In the postsurgical orthodontic treatment, 0.016×0.022-inch stainless steel wires were installed to induce space closure of the maxillary dental arch spaces. Postsurgical orthodontic treatment was performed for 9 months. Detailing was initiated with 0.016×0.022-inch stainless steel wires in both arches, and then the edgewise appliances were removed. The total active treatment period was 2 years 11 months. The maxillary and mandibular wrap-around retainers were placed, and the patient was followed for two years.
Treatment results
The treatment induced impaction of the maxillary posterior pieces and the counterclockwise rotation of the mandibular segment, which subsequently improved the patient’s facial profile and incompetent lip seal (Fig. 6A). The AOB and severe crowding were improved, and an adequate overjet and overbite were achieved. Class I molar relationships were obtained (Fig. 6B).
On an evaluation of the jaw movements after treatment using a jaw-movement recording system with six-degrees-of-freedom, increases in the range of the maximum open-close jaw movements were observed. Furthermore, the condylar movement was maintained on both sides after orthodontic treatment (Fig. 3B).
The posttreatment cephalometric evaluation showed a decrease in the ANB angle, and a skeletal Class I jaw relationship was achieved (Fig. 7A, Table 1). The surgical changes in hard tissue resulted in maxillary advancement, posterior impaction and anterior segment repositioning as well as the subsequent mandibular counterclockwise rotation. The posterior segment of the maxilla eventually demonstrated intrusion of 4.5 mm and advancement of 2.0 mm.

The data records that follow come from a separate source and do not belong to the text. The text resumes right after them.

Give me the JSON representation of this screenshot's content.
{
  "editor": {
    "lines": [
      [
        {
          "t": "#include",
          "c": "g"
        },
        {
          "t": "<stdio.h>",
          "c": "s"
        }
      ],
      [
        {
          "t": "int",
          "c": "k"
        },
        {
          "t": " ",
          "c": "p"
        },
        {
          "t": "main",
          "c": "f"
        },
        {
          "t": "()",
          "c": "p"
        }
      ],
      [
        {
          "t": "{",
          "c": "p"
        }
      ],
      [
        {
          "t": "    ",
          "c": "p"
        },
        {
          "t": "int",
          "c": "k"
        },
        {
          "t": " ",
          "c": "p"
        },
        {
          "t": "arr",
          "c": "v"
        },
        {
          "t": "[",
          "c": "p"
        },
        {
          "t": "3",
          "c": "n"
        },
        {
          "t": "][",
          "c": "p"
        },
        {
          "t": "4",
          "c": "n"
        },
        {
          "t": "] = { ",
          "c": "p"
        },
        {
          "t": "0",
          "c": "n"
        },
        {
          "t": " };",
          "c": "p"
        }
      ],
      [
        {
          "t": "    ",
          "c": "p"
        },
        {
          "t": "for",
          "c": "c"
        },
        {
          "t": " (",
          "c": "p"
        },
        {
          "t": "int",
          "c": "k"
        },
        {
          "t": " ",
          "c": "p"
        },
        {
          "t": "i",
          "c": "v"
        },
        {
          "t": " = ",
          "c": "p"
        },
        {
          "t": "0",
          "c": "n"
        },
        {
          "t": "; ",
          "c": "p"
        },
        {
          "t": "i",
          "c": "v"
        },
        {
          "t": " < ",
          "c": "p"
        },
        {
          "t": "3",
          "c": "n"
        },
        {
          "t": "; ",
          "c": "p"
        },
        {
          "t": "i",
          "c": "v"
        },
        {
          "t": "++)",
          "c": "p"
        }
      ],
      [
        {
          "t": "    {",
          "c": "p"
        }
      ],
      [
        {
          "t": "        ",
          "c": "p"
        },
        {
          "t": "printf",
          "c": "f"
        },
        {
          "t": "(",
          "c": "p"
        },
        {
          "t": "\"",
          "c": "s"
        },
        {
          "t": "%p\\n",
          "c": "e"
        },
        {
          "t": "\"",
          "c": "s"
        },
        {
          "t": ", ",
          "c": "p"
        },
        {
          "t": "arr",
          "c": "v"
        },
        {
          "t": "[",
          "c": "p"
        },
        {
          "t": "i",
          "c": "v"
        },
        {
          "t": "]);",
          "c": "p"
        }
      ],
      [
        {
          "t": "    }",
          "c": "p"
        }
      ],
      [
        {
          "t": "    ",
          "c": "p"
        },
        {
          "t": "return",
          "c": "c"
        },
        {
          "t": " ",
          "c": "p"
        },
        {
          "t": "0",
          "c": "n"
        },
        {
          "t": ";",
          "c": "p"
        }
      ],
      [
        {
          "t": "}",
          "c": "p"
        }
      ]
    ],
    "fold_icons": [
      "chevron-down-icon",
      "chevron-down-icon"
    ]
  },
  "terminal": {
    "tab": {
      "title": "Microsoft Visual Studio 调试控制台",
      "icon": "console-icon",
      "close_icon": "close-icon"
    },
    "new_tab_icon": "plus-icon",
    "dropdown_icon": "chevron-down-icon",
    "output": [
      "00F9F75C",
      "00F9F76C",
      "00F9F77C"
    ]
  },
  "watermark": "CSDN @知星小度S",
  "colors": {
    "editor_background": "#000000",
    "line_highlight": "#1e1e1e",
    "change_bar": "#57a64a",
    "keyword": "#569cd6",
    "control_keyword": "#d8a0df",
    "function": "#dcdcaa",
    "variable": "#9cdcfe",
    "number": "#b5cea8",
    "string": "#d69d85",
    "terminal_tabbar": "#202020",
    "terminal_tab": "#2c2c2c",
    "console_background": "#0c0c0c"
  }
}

The mandible was also set forward about 15 mm at the pogonion by SSRO and genioplasty. A posteroanterior cephalogram showed that the maxillary and mandibular midline coincided with the facial midline (Fig. 7B). A significant change in the maxillary incisor inclination was not shown, indicating that the relevant incisor inclination had been maintained (Fig. 8, Table 1). Suitable root paralleling was observed on a panoramic radiograph (Fig. 7C). The posttreatment panoramic and periapical radiographs showed no remarkable apical root resorption or alveolar bone loss (Fig. 7C, D).
The duration of active orthodontic treatment was 2 years 11 months. After two years of retention, although the cephalometric analysis showed a slight extrusion of the mandibular molars and clockwise rotation of the mandible, an acceptable facial profile and occlusion were maintained (Fig. 9–11, Table 1). The patient was satisfied with the treatment results.